A pesar de ello, no dejó de acudir al Claridge, sin que nadie advirtiera el menor cambio. Salvo Stahr. Un día le soltó son su conocida brutalidad si se estaba muriendo.
—Tengo cáncer hasta en el forro de la gabardina —admitió Juan Antonio con un inesperado chispazo de humor. Y siguió sorbiendo su Coca-Cola como si le hubieran preguntado por la salud de algún pariente remoto. Luego añadió—: Es mi oportunidad.
Stahr no entendió a qué se refería, ni tampoco que le resumiera a continuación el argumento de una película deprimente. Pensó que el dolor le había fundido el escaso juicio que aún le quedaba y se olvidó de él hasta que un día vio la esquela en el ABC.
—¿Sabes quién se ha muerto? —me dijo tendiéndome el periódico.
Guardamos unos minutos de respetuoso silencio.

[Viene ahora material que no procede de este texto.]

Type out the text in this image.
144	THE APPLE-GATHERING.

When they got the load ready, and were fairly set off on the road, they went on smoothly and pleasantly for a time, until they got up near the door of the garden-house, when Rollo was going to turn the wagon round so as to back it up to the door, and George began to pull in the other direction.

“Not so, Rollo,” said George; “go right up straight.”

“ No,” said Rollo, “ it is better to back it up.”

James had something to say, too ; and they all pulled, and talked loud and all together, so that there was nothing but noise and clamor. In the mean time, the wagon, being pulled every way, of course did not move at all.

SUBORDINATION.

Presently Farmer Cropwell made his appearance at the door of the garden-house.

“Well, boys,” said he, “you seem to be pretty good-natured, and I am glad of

Creí que aquella espontánea y sentida muestra de dolor bastaría (en el Claridge siempre bastaba), pero Stahr me pidió que lo acompañara a dar el pésame a la familia.
Era noche cerrada cuando llamamos al timbre del piso, un bajo añoso próximo al Santiago Bernabéu. Cogimos a la viuda en bata, pero insistió en que pasáramos al salón. Una lámpara de pie derramaba un cono de luz amarillenta sobre una pareja de sillones. Uno estaba ostensiblemente vacío. Se respiraba dolor y me pregunté por qué Stahr había insistido en aquella visita. Jamás le habían preocupado las convenciones sociales.
Pero le intrigaba el decoro con que aquel hombre había sobrellevado su agonía. “Era él quien nos daba ánimos”, nos confirmó la viuda entre hipidos. “Estuvo haciendo chistes hasta el último suspiro”.
—He visto morir a mucha gente —contó Stahr al día siguiente en el Claridge—. Gente dura de verdad. A todos les tiemblan las piernas cuando les llega la hora. La mayoría se las arregla para conservar la compostura, pero otros se dejan dominar por el miedo y arruinan con aquel gesto pusilánime una vida de dignidad. Juan Antonio hizo lo contrario. Con su gesto de dignidad enalteció una vida pusilánime.
—¿Y de dónde sacó la entereza? —pregunté.
—Lo que nos hunde no es el dolor, sino el dolor inútil —dijo Stahr—. La gente que pasó por los campos nazis cuenta siempre que no sobrevivieron los más fuertes, sino los que dotaron a sus existencias de sentido, los que se aferraron a algo por lo que merecía la pena seguir sufriendo: la mujer, los hijos, una carrera… La película de la que Juan Antonio me habló aquella tarde era la de un hombre que había aceptado su muerte con gran serenidad. Me dijo que recordaba haber pensado que era una gran victoria afrontar el final de ese modo y que el destino le brindaba ahora una oportunidad similar.